There has been a bit of Newbery buzz over this one and it's certainly well deserved. It's rich and complex. The language is beautiful. I really felt I knew Oyster Ridge Road; could picture it in my mind's eye and smell the salt air. It's steeped in mythology and magic just as in The Underneath. But I wonder, just as I did with The Underneath, whom the audience is. It is rather sophisticated for the tween audience that is implied by a ten-year-old main character what with the runaway mother and very young single foster mother. She has a father figure in Dogie, who is in love with Signe and a grandfather figure in Mr. Beauchamp who is waiting/ wishing for his long lost love, Jack. As nontraditional as anything, these people have knitted a loving family around each other. Keeper begs to be discussed at any age.
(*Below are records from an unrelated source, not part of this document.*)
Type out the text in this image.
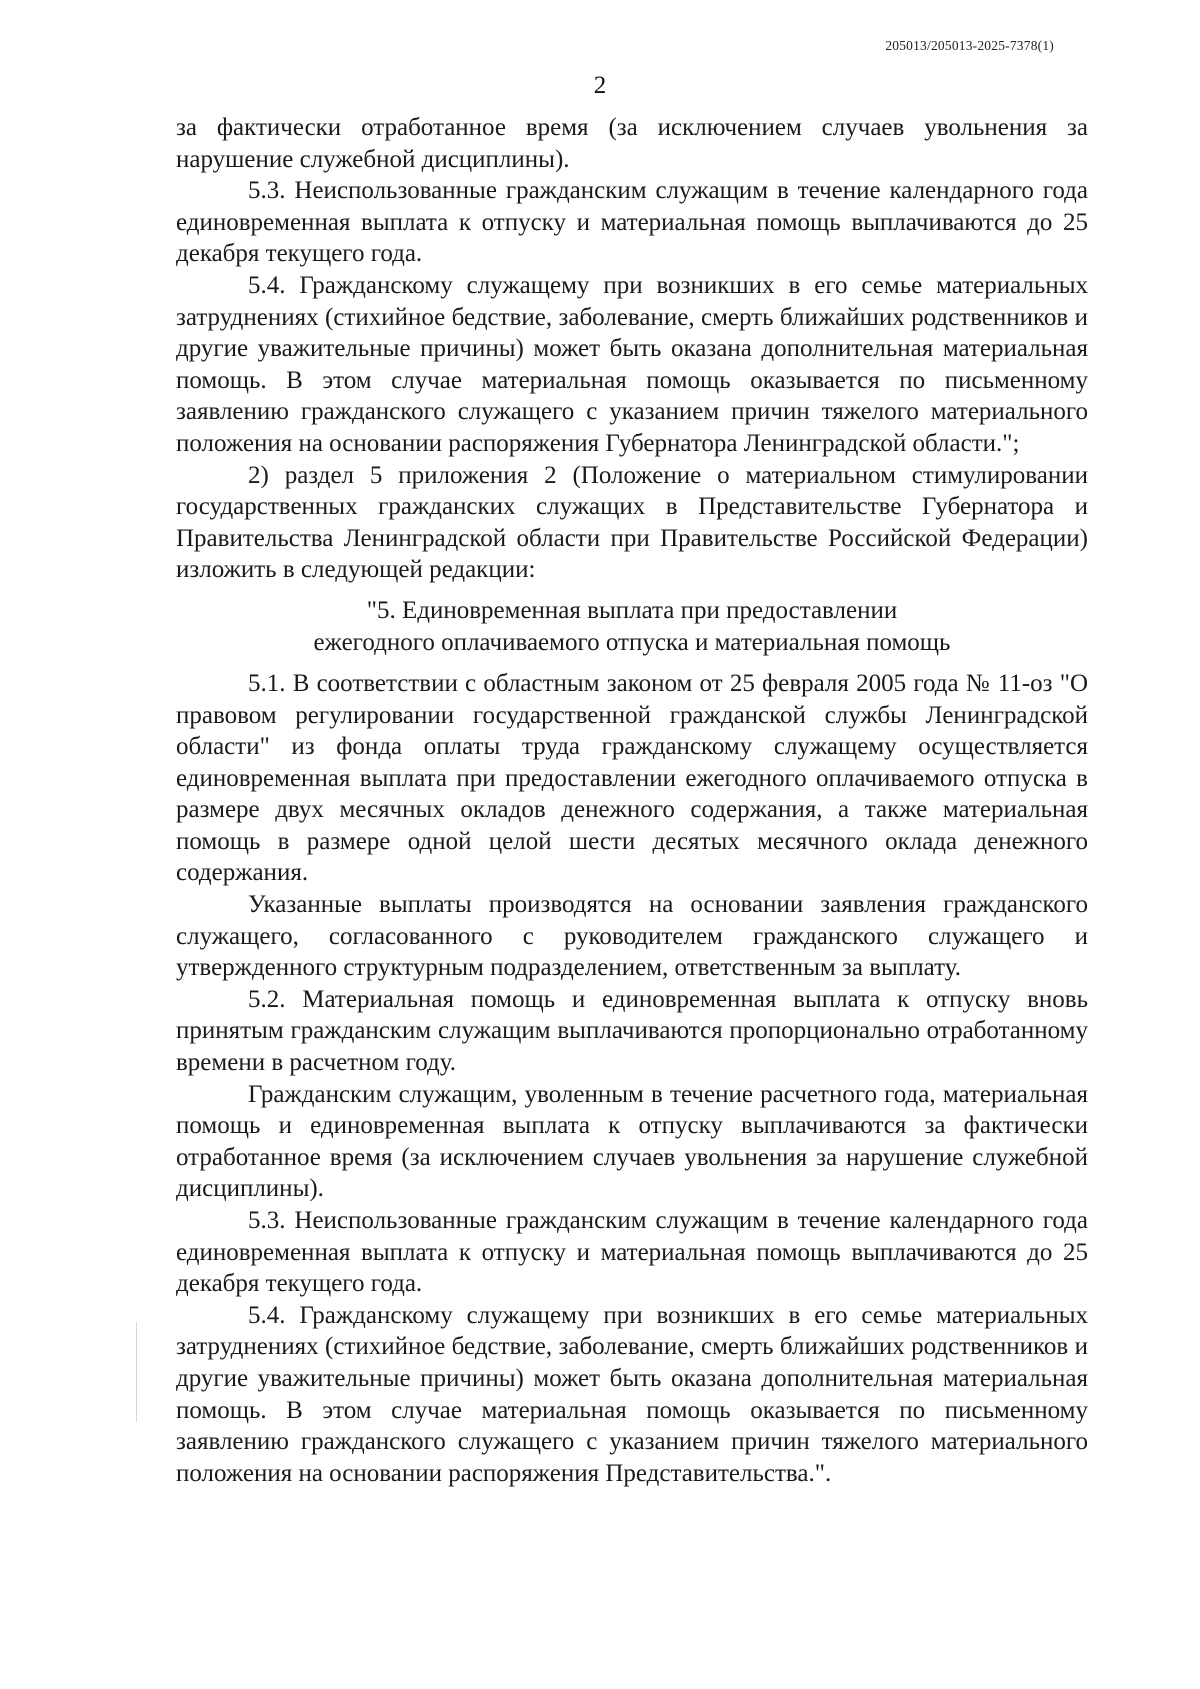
205013/205013-2025-7378(1)
2

за фактически отработанное время (за исключением случаев увольнения за нарушение служебной дисциплины).

5.3. Неиспользованные гражданским служащим в течение календарного года единовременная выплата к отпуску и материальная помощь выплачиваются до 25 декабря текущего года.

5.4. Гражданскому служащему при возникших в его семье материальных затруднениях (стихийное бедствие, заболевание, смерть ближайших родственников и другие уважительные причины) может быть оказана дополнительная материальная помощь. В этом случае материальная помощь оказывается по письменному заявлению гражданского служащего с указанием причин тяжелого материального положения на основании распоряжения Губернатора Ленинградской области.";

2) раздел 5 приложения 2 (Положение о материальном стимулировании государственных гражданских служащих в Представительстве Губернатора и Правительства Ленинградской области при Правительстве Российской Федерации) изложить в следующей редакции:

"5. Единовременная выплата при предоставлении
ежегодного оплачиваемого отпуска и материальная помощь

5.1. В соответствии с областным законом от 25 февраля 2005 года № 11-оз "О правовом регулировании государственной гражданской службы Ленинградской области" из фонда оплаты труда гражданскому служащему осуществляется единовременная выплата при предоставлении ежегодного оплачиваемого отпуска в размере двух месячных окладов денежного содержания, а также материальная помощь в размере одной целой шести десятых месячного оклада денежного содержания.

Указанные выплаты производятся на основании заявления гражданского служащего, согласованного с руководителем гражданского служащего и утвержденного структурным подразделением, ответственным за выплату.

5.2. Материальная помощь и единовременная выплата к отпуску вновь принятым гражданским служащим выплачиваются пропорционально отработанному времени в расчетном году.

Гражданским служащим, уволенным в течение расчетного года, материальная помощь и единовременная выплата к отпуску выплачиваются за фактически отработанное время (за исключением случаев увольнения за нарушение служебной дисциплины).

5.3. Неиспользованные гражданским служащим в течение календарного года единовременная выплата к отпуску и материальная помощь выплачиваются до 25 декабря текущего года.

5.4. Гражданскому служащему при возникших в его семье материальных затруднениях (стихийное бедствие, заболевание, смерть ближайших родственников и другие уважительные причины) может быть оказана дополнительная материальная помощь. В этом случае материальная помощь оказывается по письменному заявлению гражданского служащего с указанием причин тяжелого материального положения на основании распоряжения Представительства.".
Kathi Appelt narrated her own work. The narration was produced by one of her sons. I liked the gentle lilt of her voice and accent. I have filed away her pronunciation of ukulele with a short "u" along with E. B. White's pronunciation of coyote as "coy - yot," long "o" no long "e." Charming and memorable.

Coincidentally, in January of 2009, I read an account of de Vaca's expedition in Texas. It was neat to make the connection between the event and the naming of the sand bar that supposedly started it all.